While most consumers are more likely to think of GPUs as a component of a gaming PC or video games console, they have uses far outside the realms of entertainment. They are designed to perform billions of simple calculations in parallel, a feature that allows them to not only render high definition computer graphics at high frame rates, but that also enables them to mine crypto currencies, crack passwords, and train and run large language models (LLMs) and other forms of generative AI. Really, the name GPU is pretty out of date—they are now incredibly powerful multi-purpose parallel processors.

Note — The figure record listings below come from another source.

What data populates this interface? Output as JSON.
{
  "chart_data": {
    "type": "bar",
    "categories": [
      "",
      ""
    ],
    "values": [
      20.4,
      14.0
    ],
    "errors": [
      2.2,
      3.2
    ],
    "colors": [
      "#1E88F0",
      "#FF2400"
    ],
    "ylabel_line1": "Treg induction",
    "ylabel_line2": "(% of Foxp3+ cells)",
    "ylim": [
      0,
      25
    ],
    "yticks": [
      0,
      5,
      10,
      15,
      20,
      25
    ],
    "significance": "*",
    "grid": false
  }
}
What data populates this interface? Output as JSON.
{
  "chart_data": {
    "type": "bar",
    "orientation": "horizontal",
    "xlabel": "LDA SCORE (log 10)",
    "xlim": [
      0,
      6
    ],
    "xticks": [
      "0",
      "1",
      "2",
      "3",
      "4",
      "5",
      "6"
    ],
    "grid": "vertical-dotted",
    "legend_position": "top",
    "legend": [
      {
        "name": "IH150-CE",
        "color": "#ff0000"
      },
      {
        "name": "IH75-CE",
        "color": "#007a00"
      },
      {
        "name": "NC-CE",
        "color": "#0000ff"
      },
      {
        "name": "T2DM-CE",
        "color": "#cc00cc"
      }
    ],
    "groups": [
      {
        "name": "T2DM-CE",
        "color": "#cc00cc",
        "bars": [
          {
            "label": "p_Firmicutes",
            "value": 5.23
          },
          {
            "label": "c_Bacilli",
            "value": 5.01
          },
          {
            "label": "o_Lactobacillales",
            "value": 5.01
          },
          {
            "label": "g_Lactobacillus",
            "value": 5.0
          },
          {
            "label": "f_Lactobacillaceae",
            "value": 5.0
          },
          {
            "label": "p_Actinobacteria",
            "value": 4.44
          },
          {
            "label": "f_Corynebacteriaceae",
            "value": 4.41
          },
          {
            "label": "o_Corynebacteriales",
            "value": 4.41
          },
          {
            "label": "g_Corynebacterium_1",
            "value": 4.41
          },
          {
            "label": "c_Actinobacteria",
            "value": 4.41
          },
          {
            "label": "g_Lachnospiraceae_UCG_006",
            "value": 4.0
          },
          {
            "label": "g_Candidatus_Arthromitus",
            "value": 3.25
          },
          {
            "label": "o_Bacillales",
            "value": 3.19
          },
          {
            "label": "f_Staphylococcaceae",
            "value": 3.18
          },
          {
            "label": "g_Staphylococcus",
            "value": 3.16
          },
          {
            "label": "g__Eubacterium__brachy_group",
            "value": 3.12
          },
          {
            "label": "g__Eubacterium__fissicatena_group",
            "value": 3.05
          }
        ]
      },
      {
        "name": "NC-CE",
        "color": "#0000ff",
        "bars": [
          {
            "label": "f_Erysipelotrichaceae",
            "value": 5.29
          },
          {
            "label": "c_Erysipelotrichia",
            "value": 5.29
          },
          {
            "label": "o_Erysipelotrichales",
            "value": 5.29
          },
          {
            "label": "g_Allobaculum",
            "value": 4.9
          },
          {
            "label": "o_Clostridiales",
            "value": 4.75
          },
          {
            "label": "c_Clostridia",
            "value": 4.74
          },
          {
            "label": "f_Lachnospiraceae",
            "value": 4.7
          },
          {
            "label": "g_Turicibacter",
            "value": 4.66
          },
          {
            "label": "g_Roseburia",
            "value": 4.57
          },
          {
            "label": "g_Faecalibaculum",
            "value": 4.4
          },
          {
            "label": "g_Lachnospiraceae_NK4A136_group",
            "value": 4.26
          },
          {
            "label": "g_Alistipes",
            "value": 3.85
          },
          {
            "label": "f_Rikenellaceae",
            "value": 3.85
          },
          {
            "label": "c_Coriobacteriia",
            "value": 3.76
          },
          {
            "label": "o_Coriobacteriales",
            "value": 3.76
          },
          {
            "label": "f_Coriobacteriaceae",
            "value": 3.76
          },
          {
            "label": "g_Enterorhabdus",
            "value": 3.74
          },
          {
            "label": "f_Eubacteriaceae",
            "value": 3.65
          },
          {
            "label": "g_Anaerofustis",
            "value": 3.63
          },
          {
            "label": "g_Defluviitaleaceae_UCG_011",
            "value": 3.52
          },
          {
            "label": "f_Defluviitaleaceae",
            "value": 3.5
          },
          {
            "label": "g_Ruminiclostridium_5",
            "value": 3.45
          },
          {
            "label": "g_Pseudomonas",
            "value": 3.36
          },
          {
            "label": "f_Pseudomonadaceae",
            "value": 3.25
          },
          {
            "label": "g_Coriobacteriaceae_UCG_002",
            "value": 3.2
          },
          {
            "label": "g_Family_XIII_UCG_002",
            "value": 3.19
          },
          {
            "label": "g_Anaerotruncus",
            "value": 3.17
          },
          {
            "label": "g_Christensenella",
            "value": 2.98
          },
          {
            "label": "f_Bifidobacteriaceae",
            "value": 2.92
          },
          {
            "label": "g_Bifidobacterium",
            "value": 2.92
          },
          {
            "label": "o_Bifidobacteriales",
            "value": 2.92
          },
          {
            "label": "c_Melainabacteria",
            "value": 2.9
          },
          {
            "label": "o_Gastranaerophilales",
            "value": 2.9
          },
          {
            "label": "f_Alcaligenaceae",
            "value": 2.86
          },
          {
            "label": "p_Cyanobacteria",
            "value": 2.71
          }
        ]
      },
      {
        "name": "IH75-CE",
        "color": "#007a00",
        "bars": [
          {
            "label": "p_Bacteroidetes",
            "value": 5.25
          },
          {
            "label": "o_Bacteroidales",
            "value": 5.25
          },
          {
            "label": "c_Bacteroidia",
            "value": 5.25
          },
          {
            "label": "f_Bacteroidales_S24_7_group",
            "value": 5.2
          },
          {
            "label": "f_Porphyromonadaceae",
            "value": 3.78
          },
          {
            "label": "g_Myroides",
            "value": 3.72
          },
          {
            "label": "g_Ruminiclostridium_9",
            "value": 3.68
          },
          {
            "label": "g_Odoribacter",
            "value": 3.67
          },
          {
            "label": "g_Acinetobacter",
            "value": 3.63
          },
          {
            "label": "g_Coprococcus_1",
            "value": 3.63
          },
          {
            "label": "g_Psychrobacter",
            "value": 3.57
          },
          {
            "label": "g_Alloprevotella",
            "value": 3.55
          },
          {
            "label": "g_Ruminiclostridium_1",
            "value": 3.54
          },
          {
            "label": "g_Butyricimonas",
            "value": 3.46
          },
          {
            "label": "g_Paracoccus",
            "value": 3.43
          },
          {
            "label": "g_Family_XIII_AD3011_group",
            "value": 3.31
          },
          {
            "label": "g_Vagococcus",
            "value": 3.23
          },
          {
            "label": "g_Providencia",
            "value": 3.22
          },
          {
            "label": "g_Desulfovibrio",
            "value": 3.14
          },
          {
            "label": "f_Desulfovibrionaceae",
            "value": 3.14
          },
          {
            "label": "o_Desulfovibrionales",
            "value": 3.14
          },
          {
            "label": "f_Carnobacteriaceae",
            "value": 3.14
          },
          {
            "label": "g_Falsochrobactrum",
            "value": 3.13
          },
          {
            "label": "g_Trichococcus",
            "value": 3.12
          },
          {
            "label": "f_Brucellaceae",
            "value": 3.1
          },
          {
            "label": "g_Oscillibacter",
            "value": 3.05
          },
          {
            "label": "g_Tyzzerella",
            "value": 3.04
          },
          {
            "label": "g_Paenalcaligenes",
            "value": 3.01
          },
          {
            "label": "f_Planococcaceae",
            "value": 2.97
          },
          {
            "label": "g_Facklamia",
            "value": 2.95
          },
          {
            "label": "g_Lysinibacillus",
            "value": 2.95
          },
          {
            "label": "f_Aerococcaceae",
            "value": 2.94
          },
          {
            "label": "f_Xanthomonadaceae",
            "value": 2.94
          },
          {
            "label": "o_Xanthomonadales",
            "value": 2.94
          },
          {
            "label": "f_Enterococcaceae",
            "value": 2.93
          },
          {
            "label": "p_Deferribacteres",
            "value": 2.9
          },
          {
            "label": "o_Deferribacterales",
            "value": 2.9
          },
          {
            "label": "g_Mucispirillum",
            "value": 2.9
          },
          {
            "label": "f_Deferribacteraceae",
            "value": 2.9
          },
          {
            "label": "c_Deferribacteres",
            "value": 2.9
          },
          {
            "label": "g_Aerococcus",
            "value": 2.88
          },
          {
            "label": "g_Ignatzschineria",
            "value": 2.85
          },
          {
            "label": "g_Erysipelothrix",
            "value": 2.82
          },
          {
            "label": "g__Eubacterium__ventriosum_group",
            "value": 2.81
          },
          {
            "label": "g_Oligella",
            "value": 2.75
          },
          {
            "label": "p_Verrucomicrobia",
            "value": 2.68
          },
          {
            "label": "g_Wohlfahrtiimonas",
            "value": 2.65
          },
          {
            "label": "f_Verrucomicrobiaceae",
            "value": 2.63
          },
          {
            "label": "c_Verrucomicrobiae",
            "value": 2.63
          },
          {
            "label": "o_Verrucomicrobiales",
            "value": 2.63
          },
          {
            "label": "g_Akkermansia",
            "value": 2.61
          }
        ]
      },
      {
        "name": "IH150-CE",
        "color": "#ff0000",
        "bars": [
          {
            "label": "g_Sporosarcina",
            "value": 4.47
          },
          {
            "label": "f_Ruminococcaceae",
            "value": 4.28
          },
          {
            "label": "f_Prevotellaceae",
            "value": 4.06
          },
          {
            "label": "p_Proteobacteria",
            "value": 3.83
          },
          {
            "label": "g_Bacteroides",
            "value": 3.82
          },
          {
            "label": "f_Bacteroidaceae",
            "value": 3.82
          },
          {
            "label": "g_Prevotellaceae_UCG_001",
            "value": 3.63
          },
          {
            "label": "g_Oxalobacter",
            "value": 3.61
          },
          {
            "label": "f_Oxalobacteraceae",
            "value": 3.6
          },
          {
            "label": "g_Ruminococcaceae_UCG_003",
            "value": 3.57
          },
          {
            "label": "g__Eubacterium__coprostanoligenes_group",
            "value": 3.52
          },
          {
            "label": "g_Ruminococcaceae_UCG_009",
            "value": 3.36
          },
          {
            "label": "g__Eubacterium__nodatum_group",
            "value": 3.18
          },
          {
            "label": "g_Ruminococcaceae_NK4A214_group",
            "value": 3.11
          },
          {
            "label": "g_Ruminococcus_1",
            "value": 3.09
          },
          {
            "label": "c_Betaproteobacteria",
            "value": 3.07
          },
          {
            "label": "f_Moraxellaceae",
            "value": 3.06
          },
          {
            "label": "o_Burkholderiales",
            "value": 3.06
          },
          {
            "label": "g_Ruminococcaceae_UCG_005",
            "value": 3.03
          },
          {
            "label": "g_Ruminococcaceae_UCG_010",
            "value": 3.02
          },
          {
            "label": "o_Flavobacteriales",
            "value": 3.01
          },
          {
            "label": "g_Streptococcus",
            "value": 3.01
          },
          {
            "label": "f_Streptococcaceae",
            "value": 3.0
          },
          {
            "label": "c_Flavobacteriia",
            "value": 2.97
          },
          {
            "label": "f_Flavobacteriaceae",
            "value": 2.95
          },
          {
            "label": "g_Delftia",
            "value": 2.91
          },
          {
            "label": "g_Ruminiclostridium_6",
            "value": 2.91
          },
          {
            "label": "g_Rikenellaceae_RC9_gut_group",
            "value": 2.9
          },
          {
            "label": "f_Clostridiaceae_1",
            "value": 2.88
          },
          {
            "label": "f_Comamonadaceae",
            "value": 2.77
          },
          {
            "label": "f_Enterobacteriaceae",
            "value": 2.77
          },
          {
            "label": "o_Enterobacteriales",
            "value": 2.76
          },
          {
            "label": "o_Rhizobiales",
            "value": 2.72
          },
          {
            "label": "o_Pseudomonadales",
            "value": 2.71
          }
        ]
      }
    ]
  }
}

Nvidia announced its next-generation GH200 Grace Hopper Superchip platform this week at SIGGRAPH, a computer graphics conference. The chips, the company explained in a press release, were “created to handle the world’s most complex generative AI workloads, spanning large language models, recommender systems and vector databases.” In other words, they’re designed to do the billions of tiny calculations that these AI systems require as quickly and efficiently as possible.
The GH200 is a successor to the H100, Nvidia’s most powerful (and incredibly in demand) current-generation AI-specific chip. The GH200 will use the same GPU but have 141 GB of memory compared to the 80 GB available on the H100. The GH200 will also be available in a few other configurations, including a dual configuration that combines two GH200s that will provide “3.5x more memory capacity and 3x more bandwidth than the current generation offering.”
The GH200 is designed for use in data centers, like those operated by Amazon Web Services and Microsoft Azure. “To meet surging demand for generative AI, data centers require accelerated computing platforms with specialized needs,” said Jensen Huang, founder and CEO of NVIDIA in the press release. “The new GH200 Grace Hopper Superchip platform delivers this with exceptional memory technology and bandwidth to improve throughput, the ability to connect GPUs to aggregate performance without compromise, and a server design that can be easily deployed across the entire data center.”
Chips like the GH200 are important for both training and running (or “inferencing”) AI models. When AI developers are creating a new LLM or other AI model, dozens or hundreds of GPUs are used to crunch through the massive amount of training data. Then, once the model is ready, more GPUs are required to run it. The additional memory capacity will allow each GH200 to run larger AI models without needing to split the computing workload up over several different GPUs. Still, for “giant models,” multiple GH200s can be combined with Nvidia NVLink.
Although Nvidia is the most dominant player, it isn’t the only manufacturer making AI chips. AMD recently announced the MI300X chip with 192 GB of memory which will go head to head with the GH200, but it remains to be seen if it will be able to take a significant share of the market. There are also a number of start ups that are making AI chips, like SambaNova, Graphcore, and Tenstorrent. Tech giants such as Google and Amazon have developed their own, but they all likewise trail Nvidia in the market.
Nvidia expects systems built using its GH200 chip to be available in Q2 of next year. It hasn’t yet said how much they will cost, but given that H100s can sell for more than $40,000, it’s unlikely that they will be used in many gaming PCs.